Interactive Voice Response (IVR) Systems
IVR systems are in use all over for banks and credit cards, so why is it listed as something to consider for a quick, high-payback project? The reason is that few of these systems capture data in a way that can replace more traditional and more costly data entry systems, like key to disk and scanning.
SSPS has been mailing out more than 45,000 paper invoices each month to private providers of social services. This is an extraordinarily slow process that is costly even if it works right, about 50 cents for each of the three steps: mail out, mail back and data entry. Opportunities for lost or delayed invoices are everywhere, leading to a huge backend cost in tracking down lost documents and dealing with legitimate provider complaints about late payments.
Early thoughts about using IVR were stopped because of the worry that the maintenance of the IVR security system might cost more than the old paper method. SSPS was fortunate to discover an easy way to handle the security that might be useful to many. It turns out that the combination of the invoice number and the provider’s ID number is unique each month. Thus, if that combination is used as the IVR database key, only the provider who receives the paper invoice with the invoice number could know which invoice to access.
Most of the large firms providing "800" number services have existing relationships with IVR service bureaus, who can both code IVR logic and provide the necessary services on their own UNIX or NT, server located in the telephone provider’s switch room. Clearpath mainframes can use encrypted virtual private networks (VPNs) through specialized NT or UNIX servers to FTP data files to the IVR system each night and receive the IVR’s captured data the same way.
SSPS discovered huge differences in the programming costs charged by different vendors, so check all sources, not just the communications provider’s partner. A medium size application can be coded for $50,000-60,000, and in just several months. You will be charged each month for the callers’ time on the 800-number and about $3,500 per group of 24 inbound telephone lines. These can handle a lot of callers per day at 3 minutes per call.
The savings you get from IVR’s cheaper data gathering may more than pay back its cost. But the increase in user satisfaction is an even greater benefit. SSPS’s Invoice Express IVR system is generating a lot of interest for that reason.

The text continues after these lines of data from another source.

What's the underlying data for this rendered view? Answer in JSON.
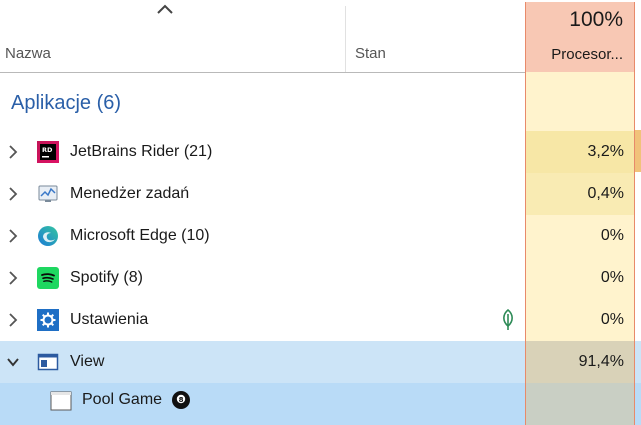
{
  "header": {
    "col_name": "Nazwa",
    "col_status": "Stan",
    "cpu_percent": "100%",
    "col_cpu": "Procesor..."
  },
  "group": {
    "label": "Aplikacje (6)"
  },
  "rows": [
    {
      "label": "JetBrains Rider (21)",
      "cpu": "3,2%",
      "icon": "jetbrains-rider-icon",
      "cpu_heat_color": "#f7e7a6"
    },
    {
      "label": "Menedżer zadań",
      "cpu": "0,4%",
      "icon": "task-manager-icon",
      "cpu_heat_color": "#f9ebb3"
    },
    {
      "label": "Microsoft Edge (10)",
      "cpu": "0%",
      "icon": "edge-icon",
      "cpu_heat_color": "#fff3cd"
    },
    {
      "label": "Spotify (8)",
      "cpu": "0%",
      "icon": "spotify-icon",
      "cpu_heat_color": "#fff3cd"
    },
    {
      "label": "Ustawienia",
      "cpu": "0%",
      "icon": "settings-icon",
      "status_icon": "eco-leaf-icon",
      "cpu_heat_color": "#fff3cd"
    },
    {
      "label": "View",
      "cpu": "91,4%",
      "icon": "view-window-icon",
      "expanded": true,
      "selected": true,
      "cpu_heat_color": "#d9d2b8"
    }
  ],
  "child_row": {
    "label": "Pool Game",
    "icon": "window-icon",
    "trailing_icon": "8-ball-icon",
    "cpu": ""
  }
}
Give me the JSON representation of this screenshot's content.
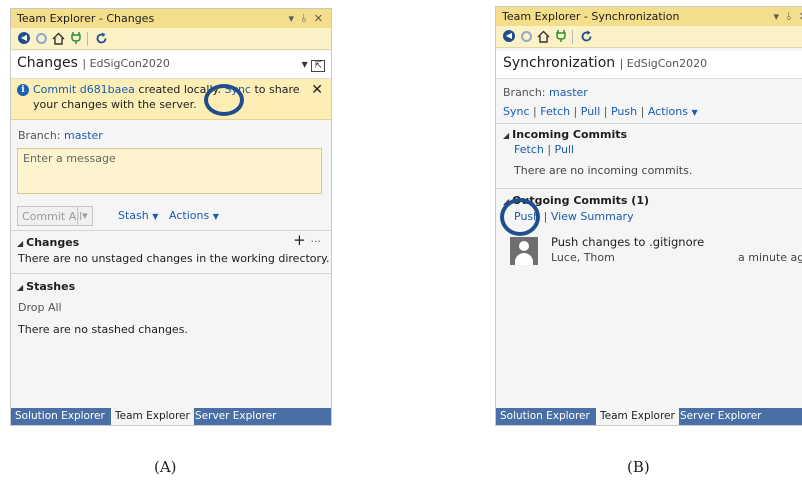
{
  "panelA": {
    "title": "Team Explorer - Changes",
    "title_controls": "▾ ⫰ ✕",
    "page_title": "Changes",
    "repo": "EdSigCon2020",
    "info": {
      "commit_link": "Commit d681baea",
      "text_mid": "created locally.",
      "sync_link": "Sync",
      "text_end": "to share your changes with the server."
    },
    "branch_label": "Branch:",
    "branch": "master",
    "message_placeholder": "Enter a message",
    "commit_all": "Commit All",
    "stash": "Stash",
    "actions": "Actions",
    "changes_header": "Changes",
    "changes_empty": "There are no unstaged changes in the working directory.",
    "stashes_header": "Stashes",
    "drop_all": "Drop All",
    "stashes_empty": "There are no stashed changes.",
    "tabs": [
      "Solution Explorer",
      "Team Explorer",
      "Server Explorer"
    ]
  },
  "panelB": {
    "title": "Team Explorer - Synchronization",
    "title_controls": "▾ ⫰ ✕",
    "page_title": "Synchronization",
    "repo": "EdSigCon2020",
    "branch_label": "Branch:",
    "branch": "master",
    "nav": [
      "Sync",
      "Fetch",
      "Pull",
      "Push",
      "Actions"
    ],
    "incoming_header": "Incoming Commits",
    "incoming_links": [
      "Fetch",
      "Pull"
    ],
    "incoming_empty": "There are no incoming commits.",
    "outgoing_header": "Outgoing Commits (1)",
    "push": "Push",
    "view_summary": "View Summary",
    "commit": {
      "message": "Push changes to .gitignore",
      "author": "Luce, Thom",
      "time": "a minute ago"
    },
    "tabs": [
      "Solution Explorer",
      "Team Explorer",
      "Server Explorer"
    ]
  },
  "captions": [
    "(A)",
    "(B)"
  ],
  "colors": {
    "title_bar": "#f4dd8b",
    "info_bar": "#fdeeb6",
    "tab_strip": "#4a6fa5",
    "link": "#1a5cb0",
    "annotation": "#1f4e8c"
  }
}
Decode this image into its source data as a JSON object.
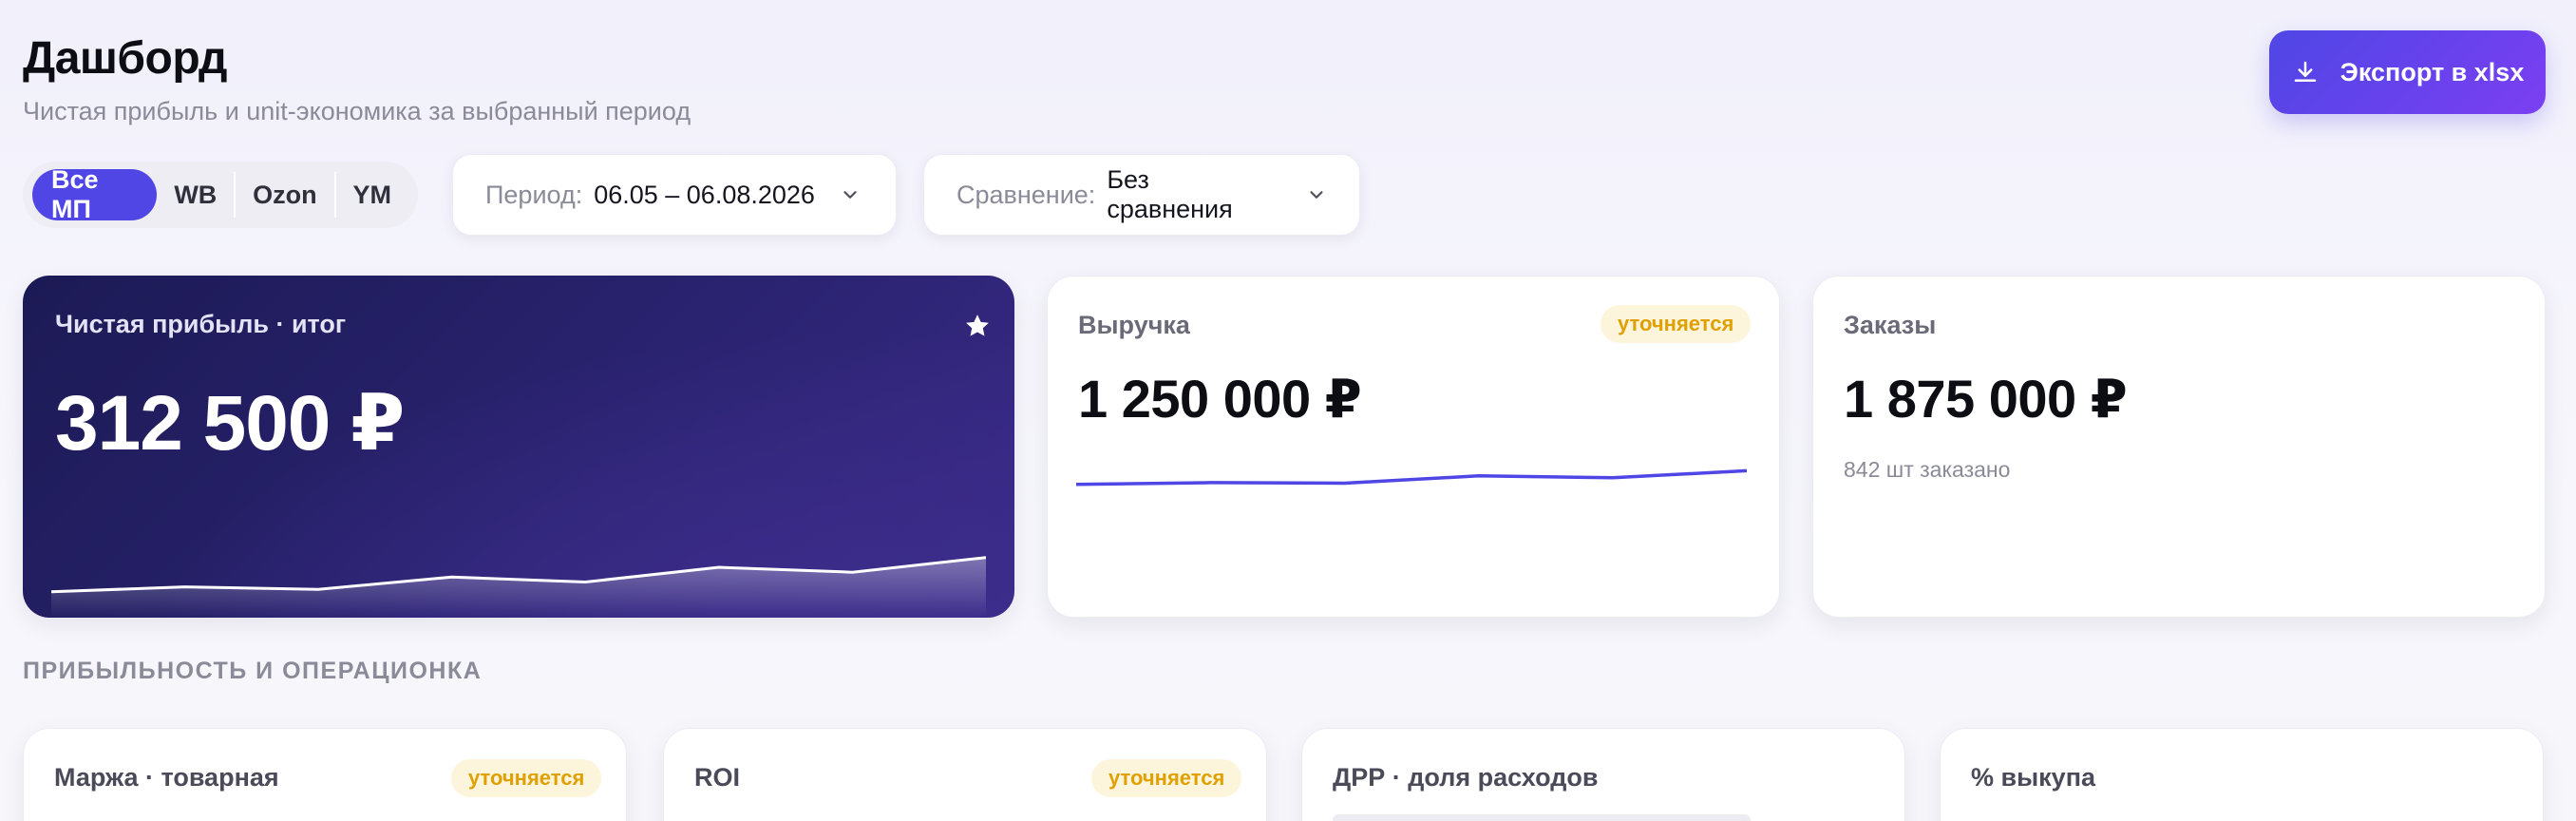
{
  "header": {
    "title": "Дашборд",
    "subtitle": "Чистая прибыль и unit-экономика за выбранный период",
    "export_label": "Экспорт в xlsx"
  },
  "filters": {
    "marketplaces": [
      "Все МП",
      "WB",
      "Ozon",
      "YM"
    ],
    "active_marketplace": "Все МП",
    "period": {
      "label": "Период:",
      "value": "06.05 – 06.08.2026"
    },
    "comparison": {
      "label": "Сравнение:",
      "value": "Без сравнения"
    }
  },
  "kpi": {
    "hero": {
      "label": "Чистая прибыль · итог",
      "value": "312 500 ₽",
      "trend": [
        0.2,
        0.26,
        0.23,
        0.38,
        0.32,
        0.5,
        0.44,
        0.62
      ]
    },
    "revenue": {
      "label": "Выручка",
      "badge": "уточняется",
      "value": "1 250 000 ₽",
      "trend": [
        0.1,
        0.16,
        0.14,
        0.38,
        0.32,
        0.55
      ]
    },
    "orders": {
      "label": "Заказы",
      "value": "1 875 000 ₽",
      "note": "842 шт заказано"
    }
  },
  "section": {
    "title": "ПРИБЫЛЬНОСТЬ И ОПЕРАЦИОНКА",
    "cards": [
      {
        "label": "Маржа · товарная",
        "badge": "уточняется"
      },
      {
        "label": "ROI",
        "badge": "уточняется"
      },
      {
        "label": "ДРР · доля расходов",
        "badge": ""
      },
      {
        "label": "% выкупа",
        "badge": ""
      }
    ]
  },
  "colors": {
    "accent": "#4f46e5",
    "accent_2": "#7b3ff2",
    "hero_bg": "#241f66",
    "badge_bg": "#fdf4dc",
    "badge_text": "#e0a000",
    "sparkline_revenue": "#4f46e5"
  },
  "icons": {
    "export": "download-icon",
    "chevron": "chevron-down-icon",
    "favorite": "star-icon"
  }
}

You probably already pay your staff via direct deposit (sometimes also called electronic funds transfer, or EFT) of their paychecks. The convenience and reliability are of great value to both parties. The same could be true if you keep sending out many checks to a large group.

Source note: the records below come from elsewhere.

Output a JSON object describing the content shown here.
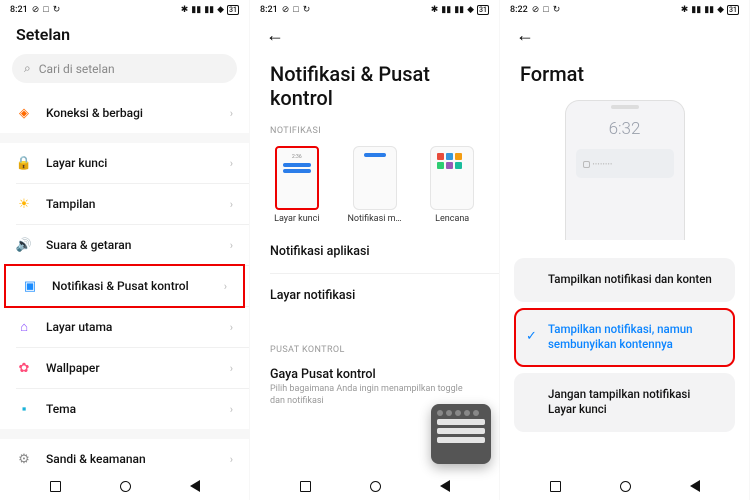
{
  "panel1": {
    "status": {
      "time": "8:21",
      "battery": "31"
    },
    "title": "Setelan",
    "search_placeholder": "Cari di setelan",
    "rows": [
      {
        "icon": "🔗",
        "label": "Koneksi & berbagi",
        "color": "#ff6a00"
      },
      {
        "icon": "🔒",
        "label": "Layar kunci",
        "color": "#ff4d4d"
      },
      {
        "icon": "☀",
        "label": "Tampilan",
        "color": "#ffb300"
      },
      {
        "icon": "🔊",
        "label": "Suara & getaran",
        "color": "#1bbf4c"
      },
      {
        "icon": "▣",
        "label": "Notifikasi & Pusat kontrol",
        "color": "#1a8cff",
        "highlight": true
      },
      {
        "icon": "⌂",
        "label": "Layar utama",
        "color": "#8a4dff"
      },
      {
        "icon": "✿",
        "label": "Wallpaper",
        "color": "#ff4d7a"
      },
      {
        "icon": "▪",
        "label": "Tema",
        "color": "#1ab2d8"
      },
      {
        "icon": "⚙",
        "label": "Sandi & keamanan",
        "color": "#888"
      }
    ]
  },
  "panel2": {
    "status": {
      "time": "8:21",
      "battery": "31"
    },
    "title": "Notifikasi & Pusat kontrol",
    "section_notif": "NOTIFIKASI",
    "thumbs": [
      {
        "label": "Layar kunci",
        "highlight": true
      },
      {
        "label": "Notifikasi m…"
      },
      {
        "label": "Lencana"
      }
    ],
    "thumb_time": "2:36",
    "rows": [
      {
        "label": "Notifikasi aplikasi"
      },
      {
        "label": "Layar notifikasi"
      }
    ],
    "section_ctrl": "PUSAT KONTROL",
    "ctrl_title": "Gaya Pusat kontrol",
    "ctrl_sub": "Pilih bagaimana Anda ingin menampilkan toggle dan notifikasi"
  },
  "panel3": {
    "status": {
      "time": "8:22",
      "battery": "31"
    },
    "title": "Format",
    "preview_time": "6:32",
    "options": [
      {
        "label": "Tampilkan notifikasi dan konten"
      },
      {
        "label": "Tampilkan notifikasi, namun sembunyikan kontennya",
        "selected": true,
        "highlight": true
      },
      {
        "label": "Jangan tampilkan notifikasi Layar kunci"
      }
    ]
  }
}
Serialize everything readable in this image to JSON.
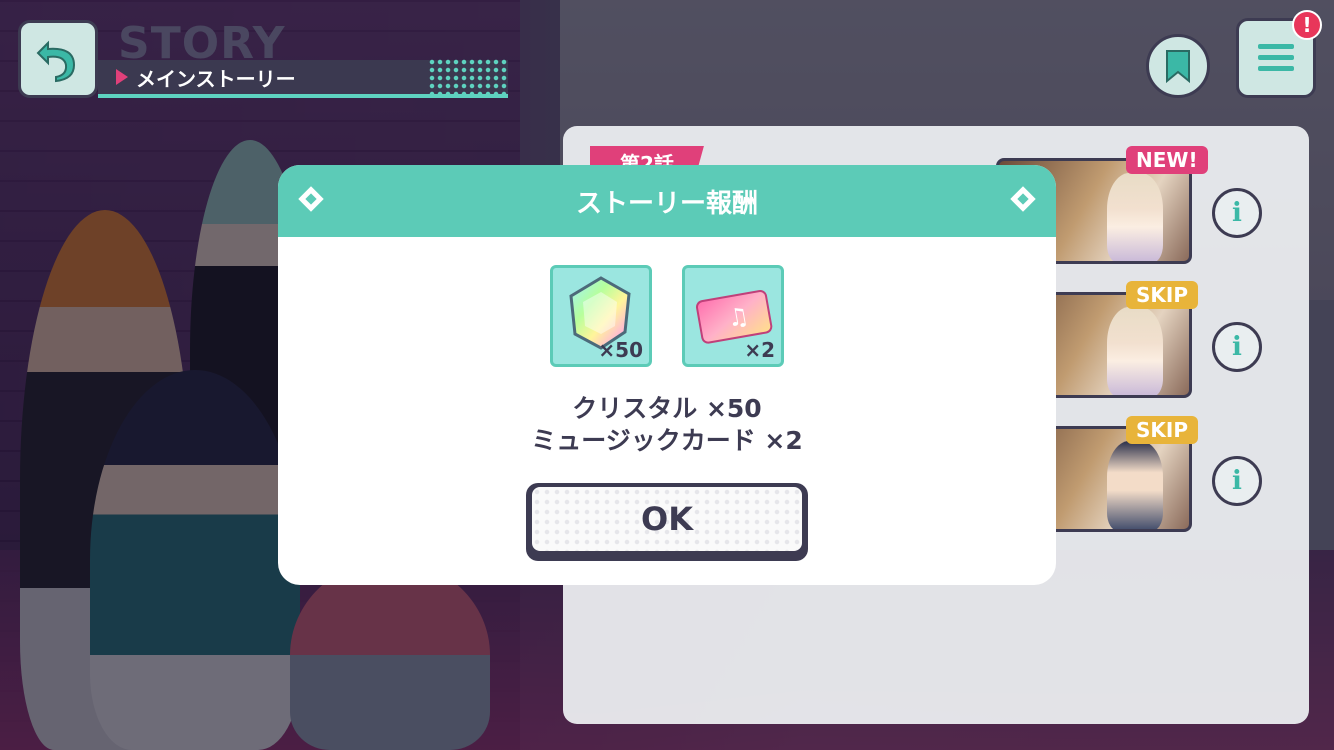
{
  "header": {
    "title": "STORY",
    "subtitle": "メインストーリー",
    "notification_badge": "!"
  },
  "episodes": {
    "tag": "第2話",
    "rows": [
      {
        "badge": "NEW!",
        "info": "i"
      },
      {
        "badge": "SKIP",
        "info": "i"
      },
      {
        "badge": "SKIP",
        "info": "i"
      }
    ]
  },
  "modal": {
    "title": "ストーリー報酬",
    "items": [
      {
        "icon": "crystal-icon",
        "qty": "×50"
      },
      {
        "icon": "music-card-icon",
        "qty": "×2"
      }
    ],
    "lines": [
      "クリスタル ×50",
      "ミュージックカード ×2"
    ],
    "ok_label": "OK"
  },
  "colors": {
    "accent": "#5ccbb7",
    "pink": "#e0407a",
    "dark": "#3d3b52",
    "skip": "#e8b43a"
  }
}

The State of Washington has found that fully allocated costs to create, mail, reconcile or cancel a warrant (state check) may be more than $10 each because of all the manual handling. As an efficiency move, the state strongly encourages its agencies to pay as many warrants as possible with direct deposit. That may apply in your organization.
The same internal process or external service bureau that directly deposits your organization’s paychecks can very likely also handle direct deposit of other types of checks as well. The work on your part would be to set up a "crosswalk file" that knows which of the entities you must pay have already signed up for EFT. If your payment process finds a match with a crosswalk file entry, then you would send that payment to the EFT process and adjust your accounts accordingly. There will also be some automated or semi-automated process to correct any errors, although those tend to be very few, mostly because of closed bank accounts.
At least one of the four projects listed above probably applies in your situation. They can be done in four to eight months for a small amount of cash outlay, and they can pay off handsomely.